Rujuk Sesaat, AS Tuding Tiongkok Lakukan Propaganda Pembatalan Tarif

Lightwise/123RF.com
Ilustrasi perang dagang AS-Tiongkok. Penasehat Gedung Putih membantah kabar batalnya penarikan tarif AS terhadap Tiongkok dan menyebutnya sebagai propaganda.
Penulis: Ekarina
8/11/2019, 18.14 WIB

Harapan rujuknya Amerika Serikat (AS) dan Tiongkok terkait perang dagang dan kesepakatan pembatalan tarif agaknya harus kandas. Pasalnya, Penasehat Perdagangan Gedung Putih, Peter Navarro justru membantah kabar itu dan menyebutnya sebagai propaganda.

Pada Kamis (7/11) waktu setempat sebelumnya beredar kabar AS dan Tiongkok telah bersepakat membatalkan tarifnya satu sama lain sebagai bagian dari kesepakatan dagang fase pertama.

Namun, hal itu langsung  dibantah pejabat AS dan meminta publik tak langsung mempercayainya, terutama jika pernyataan tersebut tidak datang langsung dari presiden AS, Donald Trump.

(Baca: AS - Tiongkok Setuju Batalkan Tarif Dagang dalam Kesepakatan Fase I)

"Tidak ada kesepakatan saat ini untuk menghapus salah satu tarif sebagai syarat kesepakatan fase pertama. Satu-satunya orang yang dapat membuat keputusan itu adalah Presiden Donald Trump, sesederhana itu," kata Navarro dalam sesi wawancara "Lou Dobbs Tonight" seperti yang dikutip dari Fox Business.

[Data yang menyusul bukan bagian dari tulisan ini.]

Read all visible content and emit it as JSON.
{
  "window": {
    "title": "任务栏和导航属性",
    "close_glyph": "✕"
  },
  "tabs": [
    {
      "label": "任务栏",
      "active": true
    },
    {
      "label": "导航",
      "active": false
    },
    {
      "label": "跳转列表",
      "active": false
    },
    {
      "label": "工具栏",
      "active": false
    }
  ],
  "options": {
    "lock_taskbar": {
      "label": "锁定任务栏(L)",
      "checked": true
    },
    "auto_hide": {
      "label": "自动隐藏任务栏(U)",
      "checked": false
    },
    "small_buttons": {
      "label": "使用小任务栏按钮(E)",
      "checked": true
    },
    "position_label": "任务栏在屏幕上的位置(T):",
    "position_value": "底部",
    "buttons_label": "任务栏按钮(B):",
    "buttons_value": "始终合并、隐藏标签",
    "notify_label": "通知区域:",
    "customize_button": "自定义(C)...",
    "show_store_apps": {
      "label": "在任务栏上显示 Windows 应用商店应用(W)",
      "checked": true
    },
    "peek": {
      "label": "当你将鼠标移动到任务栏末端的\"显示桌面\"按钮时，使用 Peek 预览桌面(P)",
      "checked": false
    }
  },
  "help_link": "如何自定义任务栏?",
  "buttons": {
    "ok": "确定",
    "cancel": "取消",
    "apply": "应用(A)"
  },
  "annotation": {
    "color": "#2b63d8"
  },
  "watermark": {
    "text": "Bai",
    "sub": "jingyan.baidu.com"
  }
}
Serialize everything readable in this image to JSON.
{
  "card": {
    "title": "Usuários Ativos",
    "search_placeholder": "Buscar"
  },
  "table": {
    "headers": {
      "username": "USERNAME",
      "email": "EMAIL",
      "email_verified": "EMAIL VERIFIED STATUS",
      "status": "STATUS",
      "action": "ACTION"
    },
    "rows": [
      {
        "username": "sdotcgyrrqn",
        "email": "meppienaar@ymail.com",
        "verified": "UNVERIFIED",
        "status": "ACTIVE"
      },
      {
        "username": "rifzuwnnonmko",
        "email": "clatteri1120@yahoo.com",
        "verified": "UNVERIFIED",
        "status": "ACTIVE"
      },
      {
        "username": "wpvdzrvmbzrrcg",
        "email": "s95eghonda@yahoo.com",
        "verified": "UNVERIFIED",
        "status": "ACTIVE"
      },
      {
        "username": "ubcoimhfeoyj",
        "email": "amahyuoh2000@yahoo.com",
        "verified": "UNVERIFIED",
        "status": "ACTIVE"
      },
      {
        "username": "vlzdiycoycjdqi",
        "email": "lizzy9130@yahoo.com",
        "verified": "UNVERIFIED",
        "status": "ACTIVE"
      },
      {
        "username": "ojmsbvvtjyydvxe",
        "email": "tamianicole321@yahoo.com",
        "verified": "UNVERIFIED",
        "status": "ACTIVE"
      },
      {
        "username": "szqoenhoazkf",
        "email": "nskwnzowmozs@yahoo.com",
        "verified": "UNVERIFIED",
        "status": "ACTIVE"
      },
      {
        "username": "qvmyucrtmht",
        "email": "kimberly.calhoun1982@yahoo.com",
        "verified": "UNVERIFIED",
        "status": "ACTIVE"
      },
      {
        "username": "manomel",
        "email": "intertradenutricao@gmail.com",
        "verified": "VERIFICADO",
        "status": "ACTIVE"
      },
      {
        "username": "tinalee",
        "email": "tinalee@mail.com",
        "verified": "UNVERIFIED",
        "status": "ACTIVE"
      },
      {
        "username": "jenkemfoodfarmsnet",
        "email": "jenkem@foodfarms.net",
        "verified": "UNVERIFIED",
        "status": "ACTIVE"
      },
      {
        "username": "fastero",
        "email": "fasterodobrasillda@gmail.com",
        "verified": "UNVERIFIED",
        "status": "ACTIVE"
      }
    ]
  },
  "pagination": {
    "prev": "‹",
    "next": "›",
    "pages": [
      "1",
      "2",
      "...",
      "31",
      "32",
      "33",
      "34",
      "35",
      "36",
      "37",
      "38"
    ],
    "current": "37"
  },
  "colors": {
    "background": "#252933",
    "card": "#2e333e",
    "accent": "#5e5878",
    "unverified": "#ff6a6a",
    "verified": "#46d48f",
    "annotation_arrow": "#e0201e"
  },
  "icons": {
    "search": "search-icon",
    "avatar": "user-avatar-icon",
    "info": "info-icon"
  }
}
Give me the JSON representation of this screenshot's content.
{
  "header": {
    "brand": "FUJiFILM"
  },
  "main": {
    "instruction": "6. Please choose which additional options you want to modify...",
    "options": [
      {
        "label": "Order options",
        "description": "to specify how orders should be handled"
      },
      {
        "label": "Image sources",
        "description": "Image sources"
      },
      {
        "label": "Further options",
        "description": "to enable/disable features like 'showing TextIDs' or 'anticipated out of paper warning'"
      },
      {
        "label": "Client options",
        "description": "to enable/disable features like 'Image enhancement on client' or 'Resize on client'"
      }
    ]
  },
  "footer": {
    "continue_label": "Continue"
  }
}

Pernyataan soal kesepakatan tarif itu sebelumnya berasal dari kementerian perdagangan Tiongkok. Namun, Navarro membantahnya dan menyebut media Negeri Panda sedang  mempropaganda dengan mengabarkan hal tersebut. 

"Mereka hanya bernegosiasi di depan publik, mencoba mendorong kami ke suatu arah, tetapi presiden tetaplah pembuat keputusan," kata Navarro.

Sebelumnya, Tiongkok dan Amerika Serikat (AS) dikabarkan sepakat untuk menarik kembali kebijakan tarif dagang kedua negara. Pelaksanaan kesepakatan tersebut berlaku setelah fase pertama perundingan dagang selesai.

Kementerian Perdagangan Tiongkok, tanpa menyebut jadwal pelaksanaanya, menyatakan kedua negara telah sepakat untuk membatalkan pemberlakuan tarif secara bertahap.

Jika kesepakatan sementara ini rampung dan resmi diteken, perjanjian ini termasuk  pembatalan tarif yang rencananya diberlakukan pada 15 Desember 2019 terhadap US$ 156 miliar barang impor Tiongkok, termasuk ponsel, laptop, dan mainan.

(Baca: Kesepakatan AS-Tiongkok Diperkirakan Tak Dongkrak IHSG)

Namun pakta kesepakatan dagang pun nyatanya belum selesai dibuat. Pejabat AS mengatakan banyak pekerjaan yang harus diselesaikan ketika Trump mengumumkan rancangan sementara kesepakatan dagang pada bulan lalu.

Di sisi lain, Juru Bicara Menteri Perdagangan Tiongkok Gao Feng menyatakan pembatalan tarif dagang sebagai  kondisi yang sangat penting dalam kesepakatan. Kedua pihak harus membatalkan pemberlakuan tarif dagang untuk mencapai kesepakatan fase pertama.

"Kedua pihak telah sepakat untuk membatalkan tambahan tarif dalam tahapan yang berbeda, sejalan dengan kelanjutan negosiasi," ujar Gao seperti dikutip dari Reuters pada Jumat (8/11).

Juru Bicara Departemen Pembendaharaan AS dan Pejabat Pedagangan AS tidak berkomentar terhadap pernyataan tersebut. Namun Politisi Partai Republik mendesak Trump untuk mengikat pembatalan tarif dengan elemen kesepakatan yang spesifik.

"Tarif seharusnya diterapkan satu per satu yang diikuti oleh Tiongkok," ujar salah satu sumber kongres Partai Republik.

Selama ini Trump menggunakan instrumen tarif terhadap barang Tiongkok senilai miliaran dolar AS sebagai senjata utama dalam perang dagang.

Oleh sebab itu, kebijkan pembatalan tarif dagang secara bertahap dinilai berlawanan dengan penasihat Trump baik yang berada di dalam ataupun di luar Gedung Putih.